Selain itu, riset kolaborasi tersebut adalah kesempatan bagi Universitas Andalas untuk mencari celah baru mendapatkan kerja sama dengan dunia usaha, karena di Sumbar tidak banyak dunia usaha yang bisa bekerja sama dengan kampus.

"Tidak seperti di Jawa yang lebih leluasa mencari mitra perusahaan untuk kerjasama. Kita di Padang ini susah, sangat terbatas yang bisa bekerjasama dengan kampus," kata Mantan Dekan FH Unand itu.
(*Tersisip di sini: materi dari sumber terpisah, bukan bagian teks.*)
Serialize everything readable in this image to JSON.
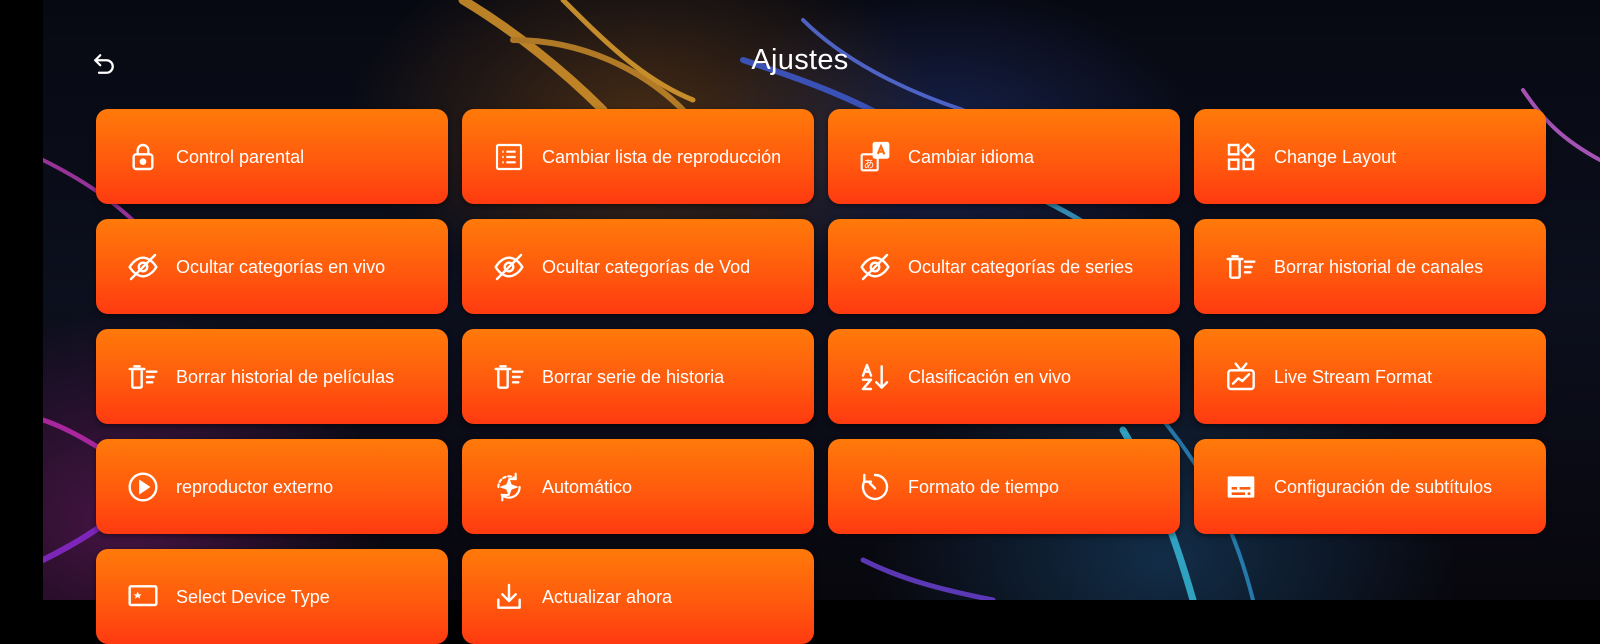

Sementara itu, Ketua Lembaga Penelitian dan Pengabdian Kepada Masyarakat (LPPM) Unand Dr. Ir. Uyung Gatot S Dinata mengatakan sebanyak 141 hasil penelitian tersebut meliputi bidang agro maritim, pendidikan, informasi digital, energi, kesehatan teknologi pangan, pertahanan dan keamanan, sosial humaniora dan ekonomi.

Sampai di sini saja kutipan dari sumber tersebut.